Fox’s Tubi had 33MM MAUs in August, up 65% YoY.
But where are the headwinds and why is there limited upside?
It goes back to something I wrote about Roku in The Evolving Definition of "Gatekeeper" in OTT (to download, purchase or Membership required) that also applies to Amazon Fire TV:
[Roku] is a very specific type of gatekeeper: it controls access to OTT devices in the living room, whether it is a smart TV (one in three sold have Roku OS) or a stick; and, it aggregates demographic and viewing data on the viewing behaviors of those audiences in their living rooms. It charges access to SVOD apps (percentage of subscription revenue) and AVOD apps (percentage of ads sold) to reach those audiences and to leverage that data.
But, I also noted:
…an [AVOD] app has more data on its own users than Roku because it is available across multiple ecosystems (e.g., Apple TV, Android TV, Amazon Fire) and is aggregating data about its users across those ecosystems (though, as The Entertainment Strategy Guy and I discussed on Twitter, basic correlations Roku can make can eat into that perceived data advantage).
In turn this means an AVOD like Pluto TV or Peacock could end up with better data for advertisers than Roku.
So, it should be that an app like Xumo or Pluto TV has a built-in advantage over Roku Channel because it can attain more scale across platforms.
The flip side of that, of course, is that The Roku Channel on Amazon Fire devices gives it data on 40MM+ Amazon Fire device owners, which gives it ~2.67x the scale that legacy media competitors have.
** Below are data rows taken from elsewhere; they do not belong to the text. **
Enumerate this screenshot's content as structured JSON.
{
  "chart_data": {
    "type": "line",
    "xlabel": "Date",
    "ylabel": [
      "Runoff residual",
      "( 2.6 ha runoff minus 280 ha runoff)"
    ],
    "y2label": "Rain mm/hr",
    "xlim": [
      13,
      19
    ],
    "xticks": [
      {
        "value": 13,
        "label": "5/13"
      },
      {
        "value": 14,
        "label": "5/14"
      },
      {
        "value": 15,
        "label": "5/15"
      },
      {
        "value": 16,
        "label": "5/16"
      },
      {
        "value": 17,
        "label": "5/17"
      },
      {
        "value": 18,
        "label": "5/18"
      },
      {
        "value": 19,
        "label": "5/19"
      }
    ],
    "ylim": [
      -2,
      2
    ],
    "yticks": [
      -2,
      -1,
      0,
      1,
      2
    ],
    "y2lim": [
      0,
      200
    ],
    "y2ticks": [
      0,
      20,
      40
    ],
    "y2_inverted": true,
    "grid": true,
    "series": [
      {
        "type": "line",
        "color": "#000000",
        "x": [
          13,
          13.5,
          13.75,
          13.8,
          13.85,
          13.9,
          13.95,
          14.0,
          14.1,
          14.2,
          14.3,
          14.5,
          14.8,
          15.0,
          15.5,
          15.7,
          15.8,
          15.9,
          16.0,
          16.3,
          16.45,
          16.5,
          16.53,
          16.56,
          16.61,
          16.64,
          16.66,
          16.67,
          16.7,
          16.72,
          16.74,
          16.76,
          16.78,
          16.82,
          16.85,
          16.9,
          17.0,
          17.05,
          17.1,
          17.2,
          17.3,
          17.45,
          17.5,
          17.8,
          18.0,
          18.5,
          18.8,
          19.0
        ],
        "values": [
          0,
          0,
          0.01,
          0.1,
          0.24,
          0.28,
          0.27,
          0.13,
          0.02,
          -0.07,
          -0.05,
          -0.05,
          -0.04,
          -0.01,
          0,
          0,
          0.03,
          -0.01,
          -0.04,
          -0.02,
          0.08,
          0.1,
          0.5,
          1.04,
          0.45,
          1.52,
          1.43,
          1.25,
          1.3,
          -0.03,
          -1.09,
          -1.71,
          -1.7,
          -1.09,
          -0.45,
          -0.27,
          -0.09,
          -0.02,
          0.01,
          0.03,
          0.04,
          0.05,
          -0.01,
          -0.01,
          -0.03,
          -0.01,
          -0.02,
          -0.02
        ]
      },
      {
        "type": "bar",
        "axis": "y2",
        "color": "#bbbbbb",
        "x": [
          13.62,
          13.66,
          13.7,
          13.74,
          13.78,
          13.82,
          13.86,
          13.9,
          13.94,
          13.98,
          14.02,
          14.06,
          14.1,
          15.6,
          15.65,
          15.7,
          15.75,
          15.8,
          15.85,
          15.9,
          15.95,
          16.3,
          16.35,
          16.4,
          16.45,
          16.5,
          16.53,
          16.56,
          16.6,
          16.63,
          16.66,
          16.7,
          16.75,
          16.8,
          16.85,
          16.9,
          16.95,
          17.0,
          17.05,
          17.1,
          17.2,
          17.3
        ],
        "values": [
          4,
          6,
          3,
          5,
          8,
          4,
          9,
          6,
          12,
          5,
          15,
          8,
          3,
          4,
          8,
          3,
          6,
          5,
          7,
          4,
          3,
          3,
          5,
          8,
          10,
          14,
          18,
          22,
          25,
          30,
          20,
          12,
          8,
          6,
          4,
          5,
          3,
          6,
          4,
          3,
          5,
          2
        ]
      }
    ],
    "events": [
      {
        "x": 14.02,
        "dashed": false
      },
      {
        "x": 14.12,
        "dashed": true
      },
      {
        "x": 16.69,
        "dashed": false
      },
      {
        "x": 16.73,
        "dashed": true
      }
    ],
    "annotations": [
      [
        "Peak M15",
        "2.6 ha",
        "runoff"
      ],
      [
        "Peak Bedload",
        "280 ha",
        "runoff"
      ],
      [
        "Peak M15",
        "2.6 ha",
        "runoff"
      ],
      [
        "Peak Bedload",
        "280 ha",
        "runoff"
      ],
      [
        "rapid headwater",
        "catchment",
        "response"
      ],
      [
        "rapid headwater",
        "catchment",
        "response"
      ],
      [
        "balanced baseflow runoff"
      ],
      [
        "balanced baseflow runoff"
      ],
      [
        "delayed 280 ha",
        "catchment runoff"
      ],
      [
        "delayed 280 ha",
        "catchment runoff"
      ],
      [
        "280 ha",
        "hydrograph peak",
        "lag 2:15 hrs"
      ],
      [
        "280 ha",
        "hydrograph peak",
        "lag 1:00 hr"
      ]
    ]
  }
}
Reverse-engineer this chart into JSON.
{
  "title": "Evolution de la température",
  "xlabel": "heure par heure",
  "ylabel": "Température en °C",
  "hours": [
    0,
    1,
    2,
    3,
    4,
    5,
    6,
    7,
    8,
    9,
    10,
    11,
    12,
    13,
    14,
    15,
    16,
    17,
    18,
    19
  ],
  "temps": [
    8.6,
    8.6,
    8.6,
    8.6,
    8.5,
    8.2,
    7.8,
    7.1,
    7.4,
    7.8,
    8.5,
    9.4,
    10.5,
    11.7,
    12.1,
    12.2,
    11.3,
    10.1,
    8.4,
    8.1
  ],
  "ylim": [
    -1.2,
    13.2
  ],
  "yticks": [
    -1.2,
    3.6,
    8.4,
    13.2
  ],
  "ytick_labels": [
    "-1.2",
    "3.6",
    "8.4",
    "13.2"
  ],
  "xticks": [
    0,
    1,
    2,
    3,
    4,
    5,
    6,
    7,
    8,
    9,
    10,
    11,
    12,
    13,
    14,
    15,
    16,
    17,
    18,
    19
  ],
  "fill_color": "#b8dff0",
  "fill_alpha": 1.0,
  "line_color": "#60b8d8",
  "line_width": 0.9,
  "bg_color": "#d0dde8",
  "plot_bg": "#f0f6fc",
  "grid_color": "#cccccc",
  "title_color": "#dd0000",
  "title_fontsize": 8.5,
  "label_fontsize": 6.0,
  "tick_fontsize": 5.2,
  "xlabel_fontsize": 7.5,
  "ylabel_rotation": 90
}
And IMDb TV will start trying to capture some percentage of an existing audience of 250MM Unique Visitors to the IMDb.com site.
Comcast is the only legacy media owner offering AVOD with similar advantages, and is nowhere figuring out how it will scale X1 internationally. Nor will it be able to reach the same amount of scale.
Mic Drop #3
We should be celebrating the wins ViacomCBS, Comcast, and Fox have found in AVOD. They are exceptional and unusual after two decades littered with ad-supported digital media failures.
The problem is, as I noted on Twitter:
Todd Spangler @xpanglerComcast’s @XumoTV Touts Explosive Growth, Topping 24 Million Monthly Users for Free Streaming Service (EXCLUSIVE) https://t.co/SeSPmTwqVm via @variety
The question is how we think about the road ahead for AVOD services, and the answer is, Roku and Amazon effectively own that road as gatekeepers.
With Roku Channel on Amazon Fire devices and other devices, Roku Channel will have more scale than any legacy media company. Moreover, it will have more sophisticated ad targeting technology. Comcast owns some of it in the U.S. (26MM homes alone, 29MM with Cox), and has a sophisticated ad targeting platform in NBCU One. But Roku is far ahead of everyone, and growing faster.
I also failed to mention Samsung TV+, Samsung’s streaming service. Samsung is the the leading is the leading brand for 1B+ OTT streaming devices with a share of 14% of devices in use worldwide. It also is a gatekeeper on that road ahead for AVOD services.
The Roku Channel’s growth, Amazon’s international expansion of IMDb TV, and the international scale of Samsung TV+ are headwinds which create enormous AVOD competitors, headwinds for growth, and limited upside for legacy media ad-supported platforms.